1) Failure of hospital staff to initiate an occurrence report after a possible incident of sexual assault.
Review of the medical record of Patient #1 revealed on 03/15/2024 at 11:42 a.m., S6MD documented Patient #1 had inappropriately touched another patient.
Review of the Occurrence Log and the Grievance Log failed to reveal documentation of the event.
In interview on 05/15/2024 at 1:39 p.m., S3RN verified there was no documentation administration was notified and there was no incident report for a sexual assault on that day.
In interview on 05/16/2024 between 11:38 a.m. and 11:49 a.m., S6MD verified Patient #1 had inappropriately touched a patient and a nurse within the 24-hours prior to the note.
2) Failure of hospital staff to initiate an occurrence report for a patient who fell on the Behavioral Health Unit.
Medical record review for Patient #2 revealed on 05/12/2024 at 5:57 p.m., Patient #2 fell from the toilet and hit her head. The rapid response team was called and imaging studies were performed after the event.
Review of the Occurrence Log failed to reveal a report of the incident.

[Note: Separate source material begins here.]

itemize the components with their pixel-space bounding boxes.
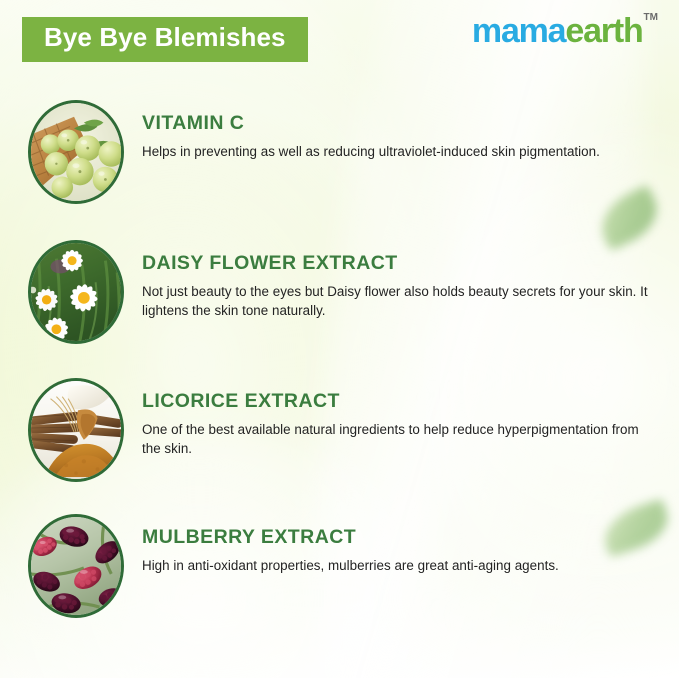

In interview on 05/15/2024 2:40 p.m., S4RN verified there was no documentation of the fall in the system used to report occurrences.
Tag No.: A1717
Based on record review and interview, the facility failed to ensure social services staff completed all designated responsibilities. The deficient practice is evidenced by failure to the social services staff to complete a psychosocial evaluation in 2 (#1, #3) of 3 (#1-#3) reviewed medical records.
Findings:
Review of hospital policy #OSCPH.BHU.OS.009, "Admission/Discharge Responsibilities," approved 06/20/2022, revealed in part, "V.A.1.j. - Social Worker Responsibilities: The social worker will interview the patient. Documentation of the interview will be entered in the medical record within 72 hours of admission and include the following: a. psychosocial assessment . . . "
Review of the medical record for Patient #1 revealed admission on 03/13/2024. Further review revealed the social worker attempted to complete the psychosocial assessment on 03/15/2024 at 3:21 p.m. but the patient refused to cooperate. Further review of the record failed to reveal any additional efforts to complete the assessment at a later time.
In interview on 05/15/2024 at 12:46 p.m., S3RN verified the assessment was incomplete and there was no documentation the social worker tried to completed the assessment at another time.
Review of the medical record for Patient #3 revealed admission on 04/15/2024. Further review of the medical record failed to reveal a psychosocial evaluation by the social worker.
In interview on 05/15/2024 at 3:03 p.m., S3RN and S4RN verified they could not find a psychosocial evaluation in the medical record of Patient #3.